Buy now, pay later operators face an existential threat as rising interest rates and a worsening economy means they will struggle to maintain the support of fickle, or “confidence sensitive” equity investors.
That’s the conclusion of global credit rating agency Moody’s, which says the harsher economic conditions have exposed inherent weaknesses in the BNPL business model.
Moody’s says harsher economic conditions have exposed weaknesses in the BNPL business model. Attila Csaszar
The agency said in an 11-page report that while it expected buy now, pay later transactions to grow, the operating and financing challenges have “put independent BNPL businesses on a more precarious footing”.
Moody’s said without stemming losses or raising more equity capital “most major BNPL providers risk depleting their equity within the next two to three years”.
“The next years are therefore pivotal and BNPL players will have to demonstrate their ability to generate positive cash flows,” Moody’s said.
But the agency doubted whether BNPL players can reduce costs whilst maintaining revenues and market shares.
“Achieving promised growth targets while attaining profitability will be a formidable task.

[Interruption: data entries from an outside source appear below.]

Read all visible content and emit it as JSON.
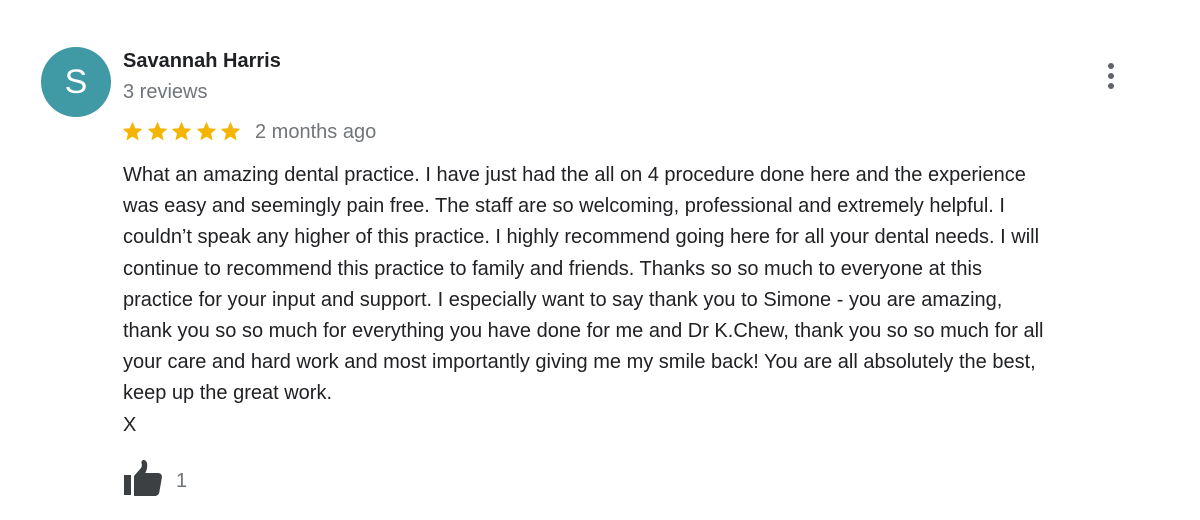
{
  "reviewer": {
    "initial": "S",
    "avatar_color": "#3f9aa5",
    "name": "Savannah Harris",
    "review_count": "3 reviews"
  },
  "review": {
    "rating": 5,
    "rating_max": 5,
    "star_color": "#f4b400",
    "date": "2 months ago",
    "text": "What an amazing dental practice. I have just  had the all on 4 procedure done here and the experience\nwas easy and seemingly pain free. The staff are so welcoming, professional and extremely helpful. I\ncouldn’t speak any higher of this practice. I highly recommend going here for all your dental needs. I will\ncontinue to recommend this practice to family and friends. Thanks so so much to everyone at this\npractice for your input and support. I especially want to say thank you to Simone - you are amazing,\nthank you so so much for everything you have done for me and Dr K.Chew, thank you so so much for all\nyour care and hard work and most importantly giving me my smile back! You are all absolutely the best,\nkeep up the great work.\nX"
  },
  "actions": {
    "more_icon": "more-vert-icon",
    "like_icon": "thumbs-up-icon",
    "like_count": "1"
  }
}
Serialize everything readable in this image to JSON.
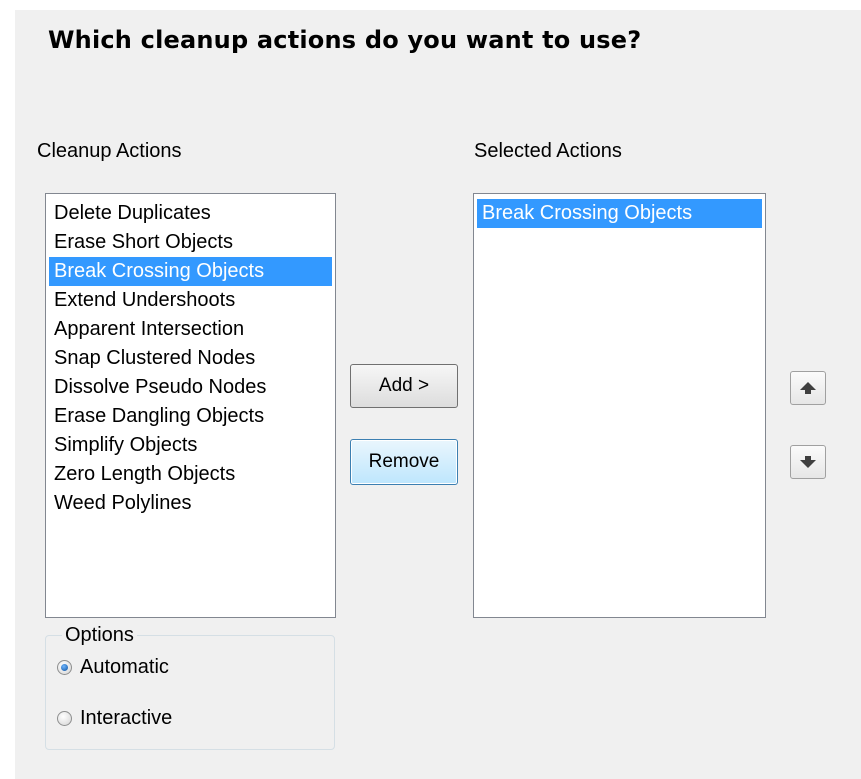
{
  "heading": "Which cleanup actions do you want to use?",
  "cleanup_actions": {
    "label": "Cleanup Actions",
    "items": [
      "Delete Duplicates",
      "Erase Short Objects",
      "Break Crossing Objects",
      "Extend Undershoots",
      "Apparent Intersection",
      "Snap Clustered Nodes",
      "Dissolve Pseudo Nodes",
      "Erase Dangling Objects",
      "Simplify Objects",
      "Zero Length Objects",
      "Weed Polylines"
    ],
    "selected": "Break Crossing Objects"
  },
  "selected_actions": {
    "label": "Selected Actions",
    "items": [
      "Break Crossing Objects"
    ],
    "selected": "Break Crossing Objects"
  },
  "buttons": {
    "add": "Add >",
    "remove": "Remove",
    "move_up_icon": "arrow-up-icon",
    "move_down_icon": "arrow-down-icon"
  },
  "options": {
    "legend": "Options",
    "automatic": "Automatic",
    "interactive": "Interactive",
    "selected": "Automatic"
  },
  "colors": {
    "selection": "#3399ff",
    "panel": "#f0f0f0"
  }
}
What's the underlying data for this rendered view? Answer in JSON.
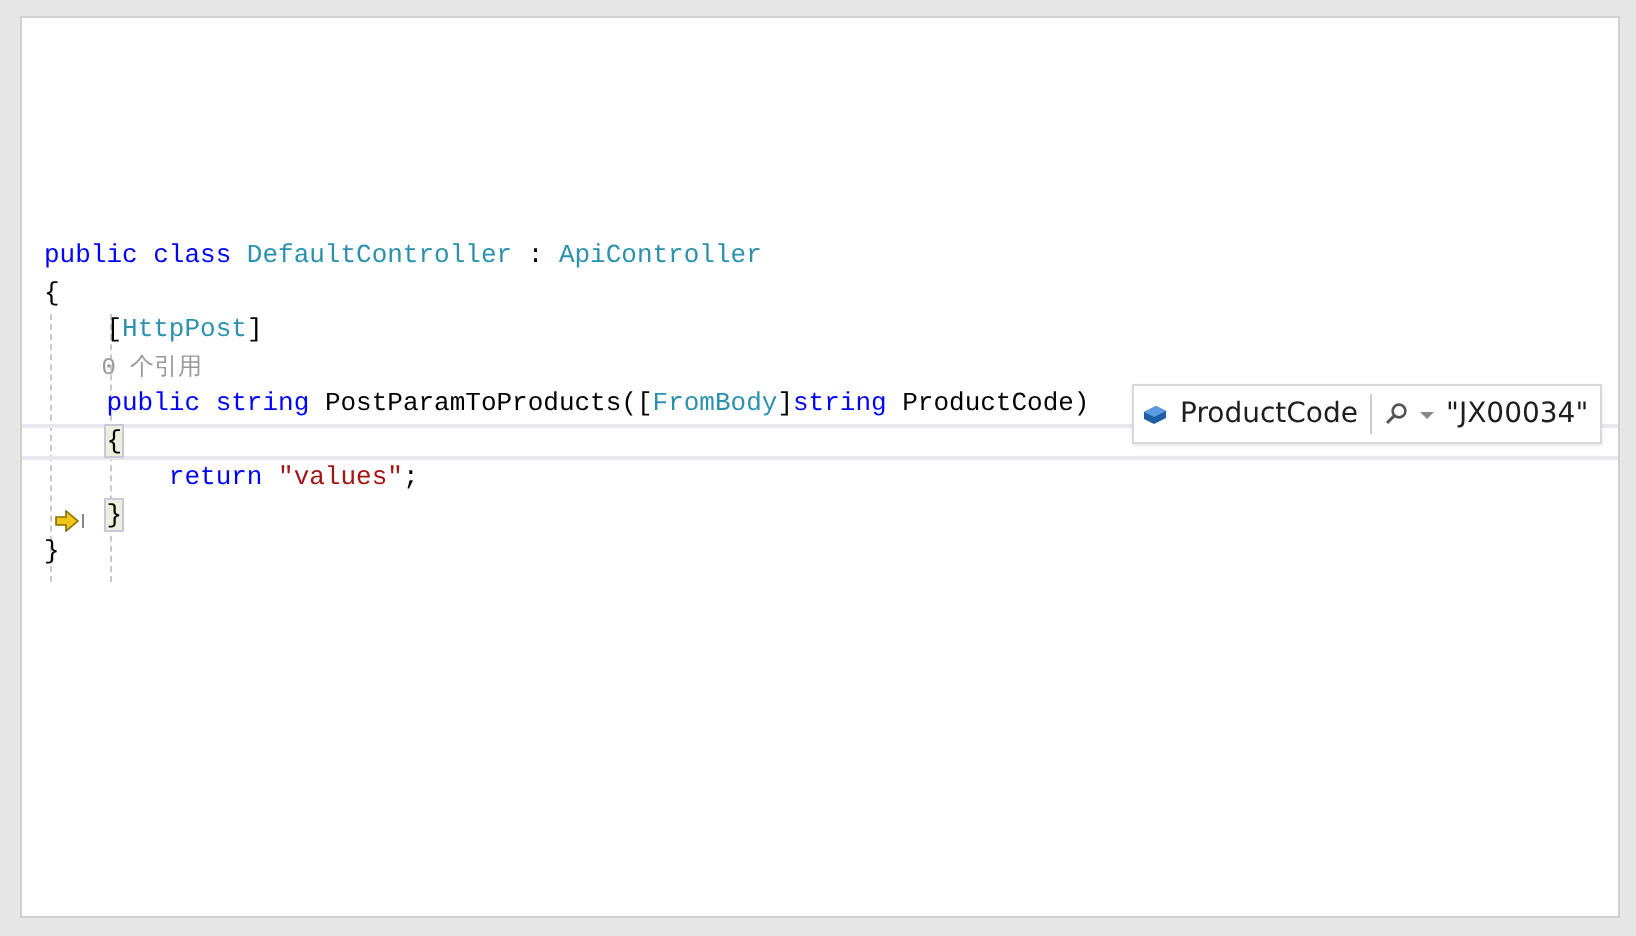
{
  "editor": {
    "lines": [
      {
        "current": false,
        "arrow": false,
        "tokens": [
          {
            "kind": "keyword",
            "text": "public class "
          },
          {
            "kind": "type",
            "text": "DefaultController"
          },
          {
            "kind": "plain",
            "text": " : "
          },
          {
            "kind": "type",
            "text": "ApiController"
          }
        ]
      },
      {
        "current": false,
        "arrow": false,
        "tokens": [
          {
            "kind": "plain",
            "text": "{"
          }
        ]
      },
      {
        "current": false,
        "arrow": false,
        "tokens": [
          {
            "kind": "plain",
            "text": "    ["
          },
          {
            "kind": "type",
            "text": "HttpPost"
          },
          {
            "kind": "plain",
            "text": "]"
          }
        ]
      },
      {
        "current": false,
        "arrow": false,
        "tokens": [
          {
            "kind": "lens",
            "text": "    0 个引用"
          }
        ]
      },
      {
        "current": false,
        "arrow": false,
        "tokens": [
          {
            "kind": "keyword",
            "text": "    public string "
          },
          {
            "kind": "plain",
            "text": "PostParamToProducts(["
          },
          {
            "kind": "type",
            "text": "FromBody"
          },
          {
            "kind": "plain",
            "text": "]"
          },
          {
            "kind": "keyword",
            "text": "string "
          },
          {
            "kind": "plain",
            "text": "ProductCode)"
          }
        ]
      },
      {
        "current": true,
        "arrow": false,
        "tokens": [
          {
            "kind": "brace",
            "text": "    {"
          }
        ]
      },
      {
        "current": false,
        "arrow": false,
        "tokens": [
          {
            "kind": "keyword",
            "text": "        return "
          },
          {
            "kind": "string",
            "text": "\"values\""
          },
          {
            "kind": "plain",
            "text": ";"
          }
        ]
      },
      {
        "current": false,
        "arrow": true,
        "tokens": [
          {
            "kind": "brace",
            "text": "    }"
          }
        ]
      },
      {
        "current": false,
        "arrow": false,
        "tokens": [
          {
            "kind": "plain",
            "text": "}"
          }
        ]
      }
    ]
  },
  "datatip": {
    "name": "ProductCode",
    "value": "\"JX00034\""
  }
}
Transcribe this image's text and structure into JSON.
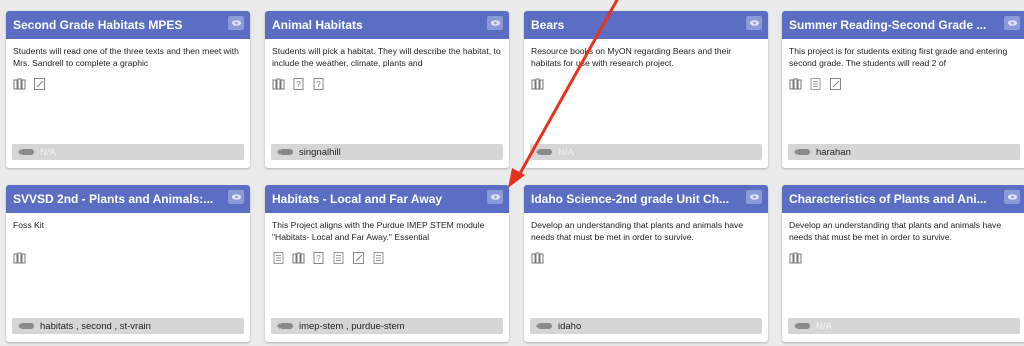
{
  "cards": [
    {
      "title": "Second Grade Habitats MPES",
      "desc": "Students will read one of the three texts and then meet with Mrs. Sandrell to complete a graphic",
      "icons": [
        "book-icon",
        "edit-icon"
      ],
      "tags": "N/A"
    },
    {
      "title": "Animal Habitats",
      "desc": "Students will pick a habitat. They will describe the habitat, to include the weather, climate, plants and",
      "icons": [
        "book-icon",
        "question-icon",
        "question-icon"
      ],
      "tags": "singnalhill"
    },
    {
      "title": "Bears",
      "desc": "Resource books on MyON regarding Bears and their habitats for use with research project.",
      "icons": [
        "book-icon"
      ],
      "tags": "N/A"
    },
    {
      "title": "Summer Reading-Second Grade ...",
      "desc": "This project is for students exiting first grade and entering second grade. The students will read 2 of",
      "icons": [
        "book-icon",
        "document-icon",
        "edit-icon"
      ],
      "tags": "harahan"
    },
    {
      "title": "SVVSD 2nd - Plants and Animals:...",
      "desc": "Foss Kit",
      "icons": [
        "book-icon"
      ],
      "tags": "habitats , second , st-vrain"
    },
    {
      "title": "Habitats - Local and Far Away",
      "desc": "This Project aligns with the Purdue IMEP STEM module \"Habitats- Local and Far Away.\" Essential",
      "icons": [
        "document-icon",
        "book-icon",
        "question-icon",
        "document-icon",
        "edit-icon",
        "document-icon"
      ],
      "tags": "imep-stem , purdue-stem"
    },
    {
      "title": "Idaho Science-2nd grade Unit Ch...",
      "desc": "Develop an understanding that plants and animals have needs that must be met in order to survive.",
      "icons": [
        "book-icon"
      ],
      "tags": "idaho"
    },
    {
      "title": "Characteristics of Plants and Ani...",
      "desc": "Develop an understanding that plants and animals have needs that must be met in order to survive.",
      "icons": [
        "book-icon"
      ],
      "tags": "N/A"
    }
  ],
  "colors": {
    "header": "#5b6ec4",
    "arrow": "#e8321e"
  }
}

If they fail to achieve this they risk liquidation or being absorbed by a stronger competitor.”
The report will come as little surprise to battered investors in the sector that was once a favourite hunting ground for retail investors. Zip Co which held its annual general meeting on Thursday has lost a third of its value this year while shareholders are down about 90 per cent on their investment since early 2022.
In early October, Zip set up a small shareholding facility to effectively buy out shareholders that owned $500 or less of stock.